Making Informed Choices
Decisions about healthcare aren’t easy to make.
“For many patients, even knowing what questions to ask is difficult,” says associate professor of nursing Randy Jones (BSN ’00, MSN ’02, PhD ’05). “What they lack is a measured way to personally assess their own circumstances—a method to consider their priorities and make treatment decisions with their eyes wide open.”
Jones is using a $2.2 million grant from the National Institutes of Health to develop and evaluate a decision aid, delivered by tablet computer and administered by nurses and community patient navigators, for patients facing a prostate cancer diagnosis.
Today, one in seven American men is diagnosed with prostate cancer. The tool will help patients and their loved ones better weigh risks, benefits, and potential side effects.

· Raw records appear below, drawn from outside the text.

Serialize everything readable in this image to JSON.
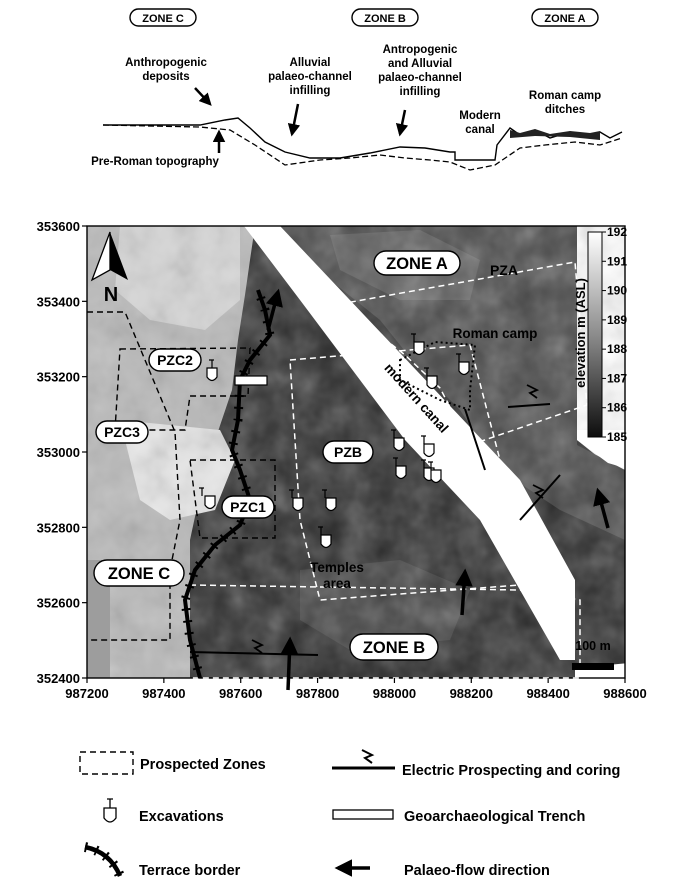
{
  "profile": {
    "zones": [
      "ZONE C",
      "ZONE B",
      "ZONE A"
    ],
    "annotations": {
      "anthropogenic": [
        "Anthropogenic",
        "deposits"
      ],
      "pre_roman": "Pre-Roman topography",
      "alluvial": [
        "Alluvial",
        "palaeo-channel",
        "infilling"
      ],
      "antropogenic_alluvial": [
        "Antropogenic",
        "and Alluvial",
        "palaeo-channel",
        "infilling"
      ],
      "modern_canal": [
        "Modern",
        "canal"
      ],
      "roman_camp_ditches": [
        "Roman camp",
        "ditches"
      ]
    }
  },
  "map": {
    "x_ticks": [
      "987200",
      "987400",
      "987600",
      "987800",
      "988000",
      "988200",
      "988400",
      "988600"
    ],
    "y_ticks": [
      "353600",
      "353400",
      "353200",
      "353000",
      "352800",
      "352600",
      "352400"
    ],
    "x_range": [
      987200,
      988600
    ],
    "y_range": [
      352400,
      353600
    ],
    "north": "N",
    "zone_labels": [
      "ZONE A",
      "ZONE B",
      "ZONE C"
    ],
    "prospect_labels": [
      "PZA",
      "PZB",
      "PZC1",
      "PZC2",
      "PZC3"
    ],
    "roman_camp": "Roman camp",
    "modern_canal": "modern canal",
    "temples": [
      "Temples",
      "area"
    ],
    "scale_bar": "100 m",
    "colorbar": {
      "title": "elevation m (ASL)",
      "ticks": [
        "192",
        "191",
        "190",
        "189",
        "188",
        "187",
        "186",
        "185"
      ],
      "min": 185,
      "max": 192
    }
  },
  "legend": {
    "prospected_zones": "Prospected Zones",
    "electric": "Electric Prospecting and coring",
    "excavations": "Excavations",
    "trench": "Geoarchaeological Trench",
    "terrace": "Terrace border",
    "palaeo_flow": "Palaeo-flow direction"
  }
}
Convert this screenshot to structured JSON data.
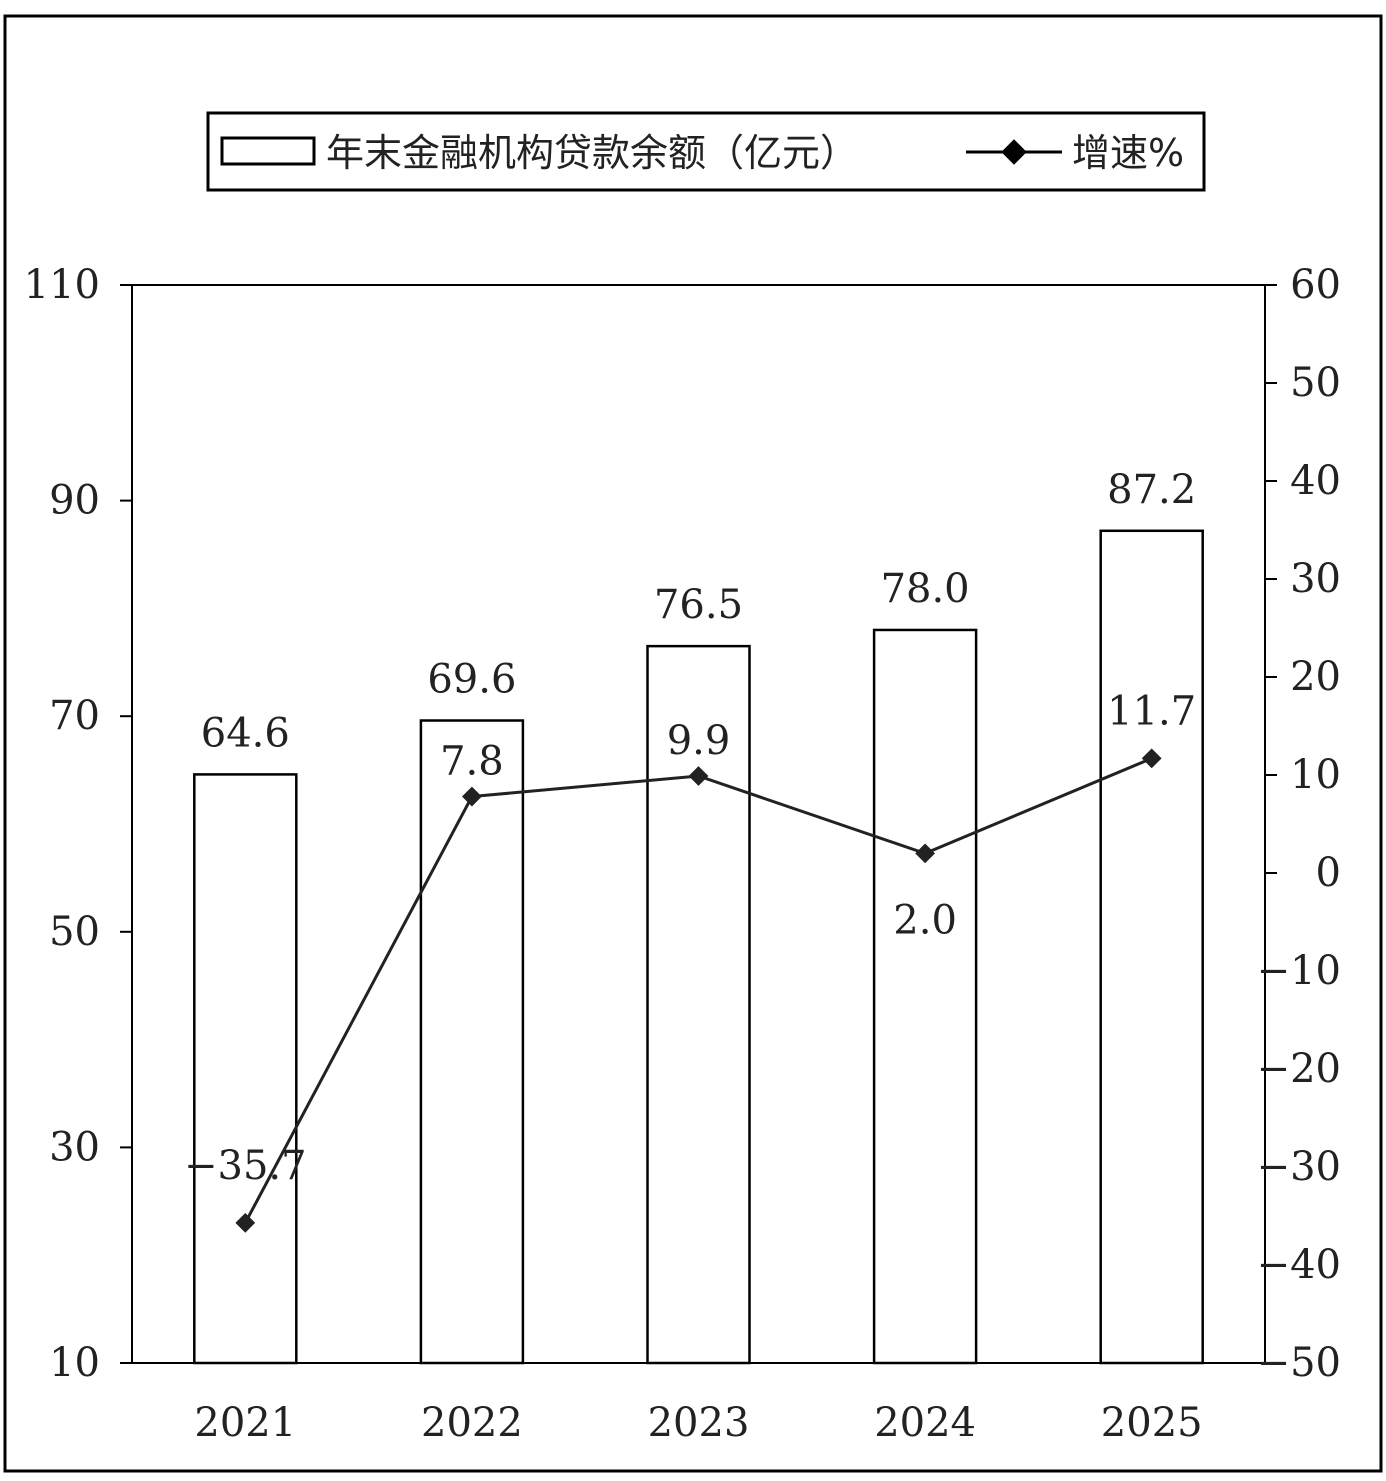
{
  "chart_data": {
    "type": "bar",
    "categories": [
      "2021",
      "2022",
      "2023",
      "2024",
      "2025"
    ],
    "series": [
      {
        "name": "年末金融机构贷款余额（亿元）",
        "type": "bar",
        "axis": "left",
        "values": [
          64.6,
          69.6,
          76.5,
          78.0,
          87.2
        ],
        "labels": [
          "64.6",
          "69.6",
          "76.5",
          "78.0",
          "87.2"
        ]
      },
      {
        "name": "增速%",
        "type": "line",
        "axis": "right",
        "values": [
          -35.7,
          7.8,
          9.9,
          2.0,
          11.7
        ],
        "labels": [
          "-35.7",
          "7.8",
          "9.9",
          "2.0",
          "11.7"
        ]
      }
    ],
    "left_axis": {
      "ylim": [
        10,
        110
      ],
      "ticks": [
        "10",
        "30",
        "50",
        "70",
        "90",
        "110"
      ]
    },
    "right_axis": {
      "ylim": [
        -50,
        60
      ],
      "ticks": [
        "-50",
        "-40",
        "-30",
        "-20",
        "-10",
        "0",
        "10",
        "20",
        "30",
        "40",
        "50",
        "60"
      ]
    },
    "legend": {
      "placement": "top-center"
    },
    "grid": false
  },
  "colors": {
    "bar_fill": "#ffffff",
    "stroke": "#000000",
    "line": "#222222",
    "text": "#222222"
  }
}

“Often, we hear patients say, ‘I wish I could have done things differently,’” explains Jones, “or, ‘I wouldn’t have stayed on chemo if I’d known about these side effects.’ Others say they felt pressured by their healthcare providers to pursue aggressive treatments, or didn’t want to let others down by giving in to cancer, and pushed on for longer than they wished as a result.”
Jones’s four-year, three-site study will include 158 subjects diagnosed with advanced prostate cancer along with their decision-making partners at UVA Cancer Center, Virginia Commonwealth University’s Massey Cancer Center, and the Sidney Kimmel Comprehensive Cancer Center at Johns Hopkins University.
He will then test the effects of the decision aid in a study to include 63 African American men, 94 Caucasian men, and one Asian man. Half of the participants will receive the decision aid, while the other half will receive established protocols of care, such as informational brochures and one-on-one counseling with clinicians. Subjects will be asked about stress, pain and risk tolerance, their hopes for treatment, and preferences related to quality of life.
Jones has two chief aims: determine whether patients who receive the decision aid achieve a better quality of life with less internal conflict, uncertainty, and regret; and, second, evaluate whether the decision-making partners of patients report a more positive experience and less treatment regret.
He also hopes to better understand whether the decision aid has a greater impact on certain racial groups, like African Americans, who, Jones says, may be more likely than patients of other races to make decisions in conjunction with a family member. That’s an important question, because African American men are more than twice as likely as Caucasians and Hispanics to be diagnosed with prostate cancer, but are less likely to be involved in active decision making regarding treatment options.
Conclusions from Jones’s findings may lead to the development of additional computer tablet aids for patients facing complex healthcare decisions.